Month: September 2017

  • Get GIT_WORK_TREE from the post-checkout hook

    I was crafting a post-checkout hook and wanted to do something depending on the absolute path of $GIT_WORK_TREE in the current environment. In git 2.7.4 (and up to 2.4.14) at least, that environment variable was set to “.” when inside the post-checkout hook, which was a little unhelpful in this case. So I spent some time trying to google why and coming up empty.

    Here’s where you’re entitled to laugh at my over-thinking this.

    Since I’m in the work tree already (.) when inside the hook, the absolute path is the current working directory, or $PWD. No need to fiddle with GIT_WORK_TREE at all.

  • Apache 2.4 + Gitlab Omnibus (CE) with a relative URL: 404 (not found), 422 (The change you requested was rejected)

    It’s been a painful month battling with this and I’m too tired to document everything thoroughly, so I’ll just throw this out there:

    # "Note this config assumes unicorn is listening on default port 8080 and
    # gitlab-workhorse is listening on port 8181."
    
    Alias /lab "/opt/gitlab/embedded/service/gitlab-rails/public"
    
    <Directory /opt/gitlab/embedded/service/gitlab-rails/public>
        Include conf-available/geoblock-non-fi.conf
        
        Options -MultiViews
        #DirectoryIndex disabled
    </Directory>
    
    <Location /lab>
        Include conf-available/geoblock-non-fi.conf
        
        ErrorDocument 404 /404.html
        ErrorDocument 422 /422.html
        ErrorDocument 500 /500.html
        ErrorDocument 502 /502.html
        ErrorDocument 503 /503.html
    
        RequestHeader set X-Forwarded-Proto https
        Header set Strict-Transport-Security: "max-age=15768000;includeSubdomains"
    
        ProxyPass "http://127.0.0.1:8181/lab"
        ProxyPassReverse "http://127.0.0.1:8181/lab"
    </Location>

    That one disabled line (#DirectoryIndex disabled) was required (uncommented) when I used the RewriteRules version of the recipe, otherwise it was 404 whenever logging in.

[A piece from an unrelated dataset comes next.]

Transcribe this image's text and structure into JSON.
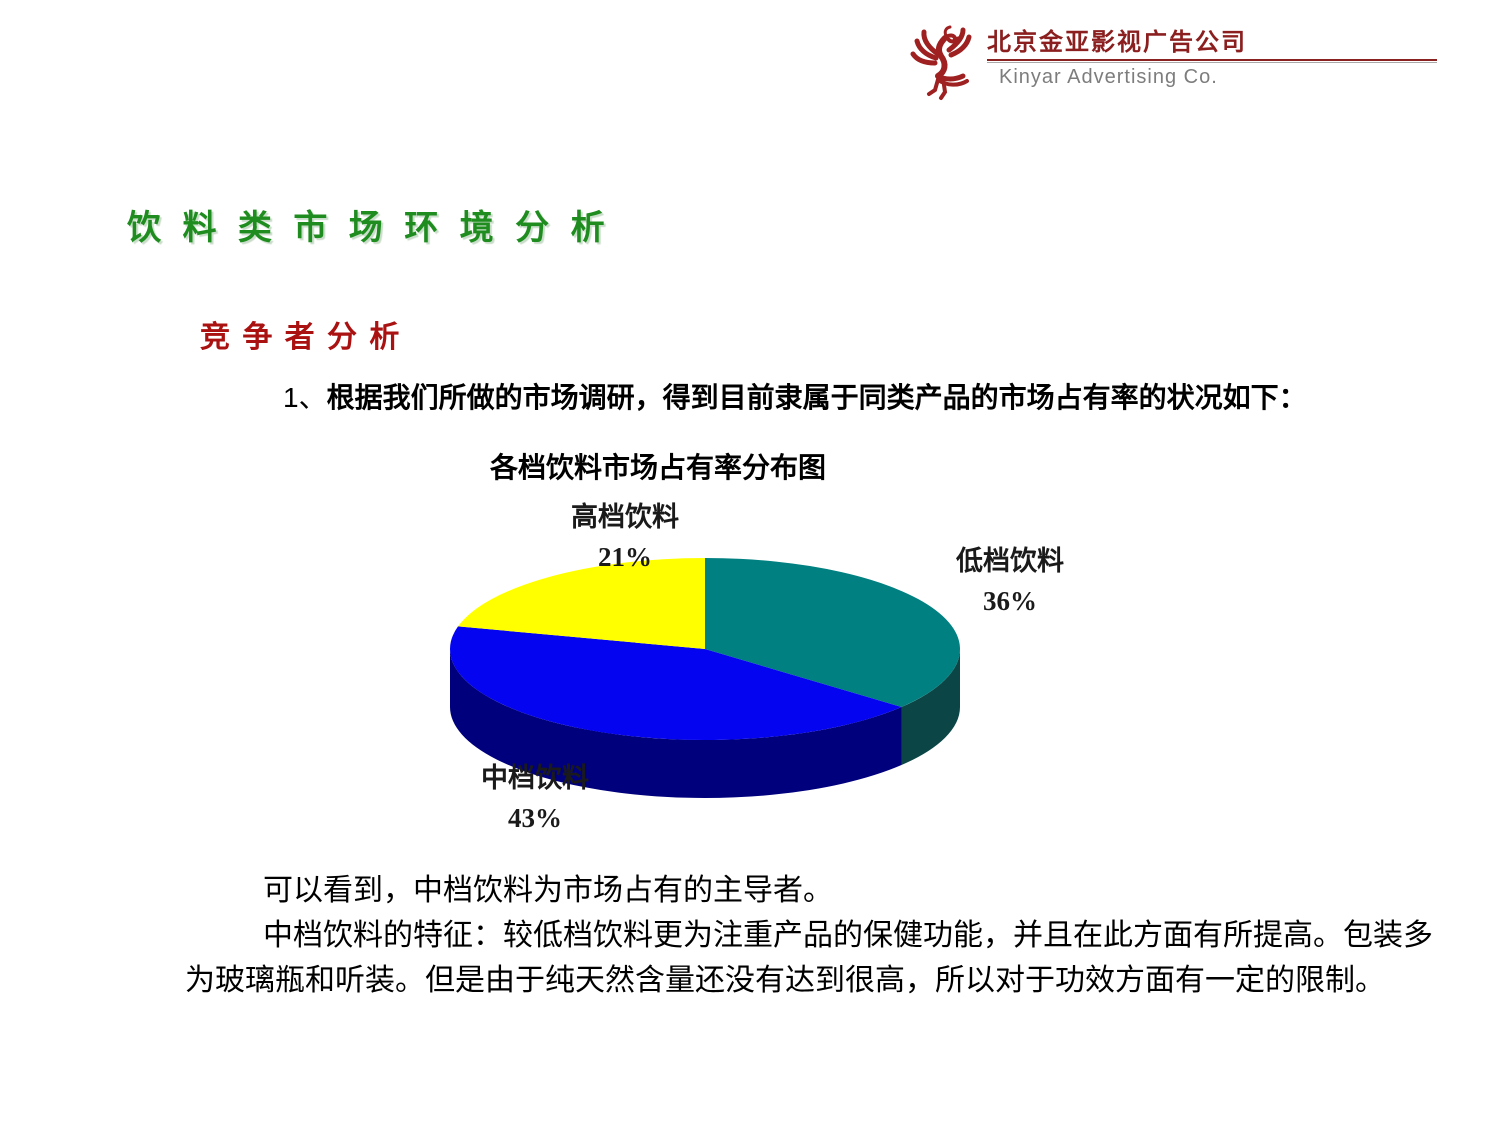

    You also obviously need to either out-comment “Include conf-available/geoblock-non-fi.conf” or add your own geoblocking rules in the file it references.

  • Strange problems with self-hosted Mattermost? It might be your router’s fault

    I spent the last few days online trying to get Mattermost working on my home server. It looks like a promising replacement for Slack, very polished and professional and the installation process is well documented. The only twist was that, since I’m already running Apache on the server, I figured I’d set it up to also function as a proxy for Mattermost. (The developers apparently favor nginx, whereas documenting usage with Apache rests on the community.)

    Everything seemed to go smoothly, and the web app worked just fine when called locally. But when I tried to access it using my FQDN, it just kept failing with the “We’re having trouble connecting to Mattermost” page staring me bluntly. I’ve lost count how many times I’ve hit refresh only to see that page again and again.

    Today I had a breakthrough when I realized that a statically served JavaScript file was failing to load, and bizarrelly only in Firefox: when I finally fired up Chrome out of desperation, everything was working just fine. With Firefox, or with wget for that matter, trying to load the JS file directly only resulted in loading a fraction of the file, or not at all.

    This was only halfway towards the solution, I still spent hours tearing my hair out until I finally figured out the root of the problem: my home router doesn’t do NAT loopback.

    After I pointed my FQDN to the home server in my desktop’s hosts file, the static JS came through in Firefox just as easily as it had in Chrome. (I shudder to think what it is that Chrome does that made it able to circumvent the problem.)

    Now, I did try to access Mattermost from outside my home network previously, but being utterly disorganized in my debugging, I apparently had mangled the Apache configuration for the site each time I did those tests. With both the correct Apache configuration and the local hosts file fix in place, the FQDN works from inside the home LAN as well as from outside.